Devido às suspeitas de ter falseado o registo de presenças em plenários da Assembleia da República

• Foto: LUSA

O Ministério Público (MP) vai abrir um processo ao caso José Silvano para investigar as suspeitas de o secretário-geral do PSD ter defraudado o registo de presenças em plenários na Assembleia da República (AR), informação confirmada à SÁBADO. Desta forma, o deputado irá ser alvo de um inquérito-crime no Departamentos de Investigação e Acção Penal (DIAP) de Lisboa, ainda que não haja arguidos no caso até ao momento.

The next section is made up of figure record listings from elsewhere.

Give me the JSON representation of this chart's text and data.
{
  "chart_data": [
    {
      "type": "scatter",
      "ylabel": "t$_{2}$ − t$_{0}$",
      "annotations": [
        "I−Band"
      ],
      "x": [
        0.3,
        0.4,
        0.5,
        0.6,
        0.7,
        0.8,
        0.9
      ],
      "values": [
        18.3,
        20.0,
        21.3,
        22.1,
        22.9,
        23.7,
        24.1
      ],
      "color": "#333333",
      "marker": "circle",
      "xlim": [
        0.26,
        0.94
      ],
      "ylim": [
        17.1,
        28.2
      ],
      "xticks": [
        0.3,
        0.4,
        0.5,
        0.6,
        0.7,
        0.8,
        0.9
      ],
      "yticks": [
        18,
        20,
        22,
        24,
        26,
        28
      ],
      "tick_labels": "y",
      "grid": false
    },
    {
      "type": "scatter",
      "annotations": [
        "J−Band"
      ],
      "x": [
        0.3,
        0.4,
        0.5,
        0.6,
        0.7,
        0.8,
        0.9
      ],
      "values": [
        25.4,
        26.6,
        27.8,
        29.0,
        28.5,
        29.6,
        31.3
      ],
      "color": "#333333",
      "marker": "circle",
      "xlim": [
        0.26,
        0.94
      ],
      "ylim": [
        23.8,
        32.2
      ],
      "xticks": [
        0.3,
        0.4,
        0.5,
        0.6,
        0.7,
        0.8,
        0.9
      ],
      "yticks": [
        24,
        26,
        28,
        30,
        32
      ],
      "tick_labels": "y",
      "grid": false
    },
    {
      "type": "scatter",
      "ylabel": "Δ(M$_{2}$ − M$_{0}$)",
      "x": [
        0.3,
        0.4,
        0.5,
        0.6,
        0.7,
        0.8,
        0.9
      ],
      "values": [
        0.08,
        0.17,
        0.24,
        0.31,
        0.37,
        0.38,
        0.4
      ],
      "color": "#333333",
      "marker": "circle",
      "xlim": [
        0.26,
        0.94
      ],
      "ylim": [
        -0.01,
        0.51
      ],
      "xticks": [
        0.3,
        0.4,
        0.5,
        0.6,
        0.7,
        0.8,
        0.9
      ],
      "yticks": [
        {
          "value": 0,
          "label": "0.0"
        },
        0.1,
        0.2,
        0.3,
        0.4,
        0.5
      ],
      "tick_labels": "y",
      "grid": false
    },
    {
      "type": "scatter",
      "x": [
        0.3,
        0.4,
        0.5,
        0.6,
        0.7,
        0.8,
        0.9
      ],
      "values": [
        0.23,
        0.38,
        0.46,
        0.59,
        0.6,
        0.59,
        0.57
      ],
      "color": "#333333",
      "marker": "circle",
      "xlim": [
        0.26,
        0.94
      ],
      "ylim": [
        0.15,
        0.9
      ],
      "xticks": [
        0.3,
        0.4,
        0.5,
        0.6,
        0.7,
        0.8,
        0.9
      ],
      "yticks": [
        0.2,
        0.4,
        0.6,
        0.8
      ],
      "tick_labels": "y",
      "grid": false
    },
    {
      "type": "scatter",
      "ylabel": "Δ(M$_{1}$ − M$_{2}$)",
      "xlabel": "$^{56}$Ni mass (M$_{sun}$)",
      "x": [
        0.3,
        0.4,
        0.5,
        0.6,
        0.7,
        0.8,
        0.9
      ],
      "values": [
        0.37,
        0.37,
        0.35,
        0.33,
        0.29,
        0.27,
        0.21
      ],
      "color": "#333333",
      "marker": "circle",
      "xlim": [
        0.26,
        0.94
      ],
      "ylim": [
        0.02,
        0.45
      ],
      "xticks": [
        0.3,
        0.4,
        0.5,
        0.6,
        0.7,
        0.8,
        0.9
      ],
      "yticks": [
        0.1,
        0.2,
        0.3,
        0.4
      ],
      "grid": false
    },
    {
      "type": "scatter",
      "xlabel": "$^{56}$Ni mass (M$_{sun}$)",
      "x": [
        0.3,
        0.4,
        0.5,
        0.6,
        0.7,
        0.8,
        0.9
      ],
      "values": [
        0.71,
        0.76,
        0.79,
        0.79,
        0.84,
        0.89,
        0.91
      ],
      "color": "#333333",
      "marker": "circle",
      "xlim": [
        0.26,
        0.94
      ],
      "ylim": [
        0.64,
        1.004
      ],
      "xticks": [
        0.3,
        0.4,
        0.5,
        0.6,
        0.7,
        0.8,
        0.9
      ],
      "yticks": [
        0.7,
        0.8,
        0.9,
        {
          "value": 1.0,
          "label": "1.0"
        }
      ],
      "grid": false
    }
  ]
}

Em resposta à agência Lusa, o gabinete da procuradora-geral da República, Lucília Gago, confirmou que decidiu "remeter ao DIAP os elementos disponíveis com vista à instauração de inquérito", na "sequência da análise efectuada", depois de já ter revelado no dia 7 de Novembro estar a examinar o caso para determinar se haveria "algum procedimento a desencadear".

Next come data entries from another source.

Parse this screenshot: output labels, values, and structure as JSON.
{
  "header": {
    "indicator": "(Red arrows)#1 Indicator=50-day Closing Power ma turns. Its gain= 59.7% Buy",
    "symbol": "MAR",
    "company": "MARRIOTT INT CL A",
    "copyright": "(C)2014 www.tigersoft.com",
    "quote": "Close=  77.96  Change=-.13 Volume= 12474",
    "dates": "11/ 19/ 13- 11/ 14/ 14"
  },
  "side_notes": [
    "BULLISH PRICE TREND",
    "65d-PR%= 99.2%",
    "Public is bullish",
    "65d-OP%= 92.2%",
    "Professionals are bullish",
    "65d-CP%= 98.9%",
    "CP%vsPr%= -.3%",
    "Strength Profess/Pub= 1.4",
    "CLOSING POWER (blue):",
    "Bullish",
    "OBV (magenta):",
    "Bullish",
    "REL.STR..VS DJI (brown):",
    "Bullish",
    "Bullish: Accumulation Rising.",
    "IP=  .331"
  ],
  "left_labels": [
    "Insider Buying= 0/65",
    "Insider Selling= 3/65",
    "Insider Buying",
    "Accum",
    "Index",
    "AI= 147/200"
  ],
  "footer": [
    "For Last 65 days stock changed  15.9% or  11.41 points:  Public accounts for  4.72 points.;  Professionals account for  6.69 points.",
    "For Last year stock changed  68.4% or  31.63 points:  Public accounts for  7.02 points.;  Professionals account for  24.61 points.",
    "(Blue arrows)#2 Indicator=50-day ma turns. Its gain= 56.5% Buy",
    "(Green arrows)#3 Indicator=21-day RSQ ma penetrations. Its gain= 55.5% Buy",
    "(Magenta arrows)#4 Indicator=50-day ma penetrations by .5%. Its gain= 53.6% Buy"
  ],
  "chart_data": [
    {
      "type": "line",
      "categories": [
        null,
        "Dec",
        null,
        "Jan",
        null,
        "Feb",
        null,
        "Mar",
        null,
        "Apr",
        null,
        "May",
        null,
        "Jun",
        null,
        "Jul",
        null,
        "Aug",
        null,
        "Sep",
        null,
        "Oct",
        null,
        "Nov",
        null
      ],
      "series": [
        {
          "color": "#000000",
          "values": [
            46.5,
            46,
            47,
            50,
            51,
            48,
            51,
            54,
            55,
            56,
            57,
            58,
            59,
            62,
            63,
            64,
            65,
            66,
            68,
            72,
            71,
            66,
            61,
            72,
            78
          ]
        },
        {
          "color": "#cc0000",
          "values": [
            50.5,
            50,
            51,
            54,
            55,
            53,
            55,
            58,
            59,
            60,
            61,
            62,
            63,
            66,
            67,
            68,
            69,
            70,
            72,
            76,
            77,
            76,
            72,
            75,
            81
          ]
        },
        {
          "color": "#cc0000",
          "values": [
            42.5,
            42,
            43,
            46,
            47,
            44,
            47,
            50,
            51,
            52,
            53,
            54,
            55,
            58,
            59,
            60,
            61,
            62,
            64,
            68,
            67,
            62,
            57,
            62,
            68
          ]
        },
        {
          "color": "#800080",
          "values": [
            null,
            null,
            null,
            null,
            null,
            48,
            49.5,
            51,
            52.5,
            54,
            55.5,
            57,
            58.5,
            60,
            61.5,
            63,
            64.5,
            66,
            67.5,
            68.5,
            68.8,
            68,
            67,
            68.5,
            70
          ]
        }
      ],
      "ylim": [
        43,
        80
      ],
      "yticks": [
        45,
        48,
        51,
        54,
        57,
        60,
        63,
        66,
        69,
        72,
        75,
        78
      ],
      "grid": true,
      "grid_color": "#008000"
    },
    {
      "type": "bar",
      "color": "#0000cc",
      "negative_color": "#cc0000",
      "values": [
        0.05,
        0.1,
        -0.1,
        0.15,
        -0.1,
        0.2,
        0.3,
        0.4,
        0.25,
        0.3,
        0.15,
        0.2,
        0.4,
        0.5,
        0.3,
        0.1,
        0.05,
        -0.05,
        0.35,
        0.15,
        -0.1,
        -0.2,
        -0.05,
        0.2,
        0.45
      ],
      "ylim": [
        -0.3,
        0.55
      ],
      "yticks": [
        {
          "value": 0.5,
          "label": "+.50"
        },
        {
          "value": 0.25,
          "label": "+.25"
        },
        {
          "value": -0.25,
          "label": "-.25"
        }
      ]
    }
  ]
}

Em causa estão os acontecimentos de Outubro, mês em que o deputado marcou presença nos 13 plenários da Assembleia da República, embora em dois dias distintos ter sido verificado mais tarde que não compareceu em duas ocasiões. Uma semana depois de a situação ter sido exposta mediaticamente, a deputada social-democrata Emília Cerqueira confessou ter sido ela a registar o nome do seu colega de bancada, ainda que o tivesse feito "inadvertidamente". 

José Silvano assinou folha de presença no Parlamento, mas não assistiu à reunião

José Silvano chegou à hora do início da comissão eventual para a Transparência, assinou a lista de presenças e deixou a sala onde decorreu a reunião, que se prolongou até cerca das 16h00, sem sequer chegar a sentar-se. - Portugal , Sábado.

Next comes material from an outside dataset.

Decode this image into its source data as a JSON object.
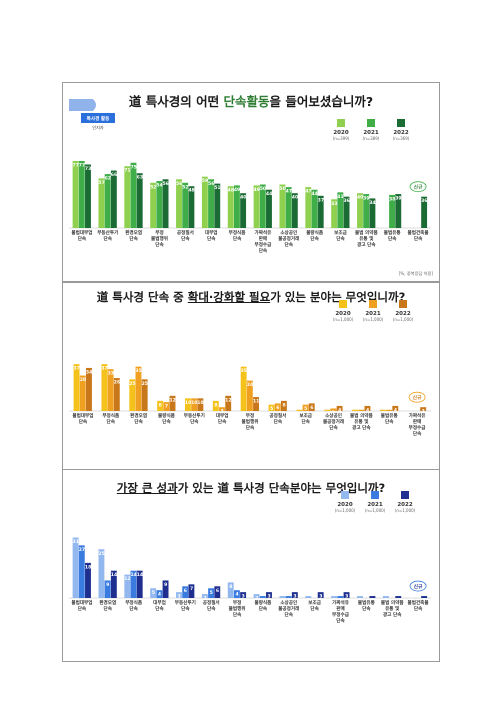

Na altura, Silvano admitiu que se tratava de um dado falso e informou que na tarde de 18 de Outubro (um dos dias em causa), esteve no distrito de Vila Real com Rui Rio, líder do partido, num programa de reuniões que teve início às 15h30. Apesar de o secretário-geral estar fisicamente no Norte, alguém em Lisboa marcou a sua presença no início da sessão plenária, pouco depois das 15h. Essa pessoa terá sido, segundo a própria, Emília Cerqueira, que explicou, em conferência de imprensa, ter acesso à palavra-passe pessoal de Silvano e de outros deputados, e vice-versa, de forma a terem acesso a documentos de trabalhados guardados em diferentes computadores. 

O registo de presenças nos plenários funcionam de forma informática, sendo necessário que cada deputado faça login no computador com a respectiva password, "pessoal e instramíssivel". Silvano negou ter dado a sua palavra-passe a alguém ou ter pedido a outra pessoa que registasse a sua presença na AR. O secretário-geral social-democrata alegou ainda que os deputados mantêm a mesma password durante toda a legislatura, mas foi desmentido pela AR, que esclareceu que estas mudam a cada três meses.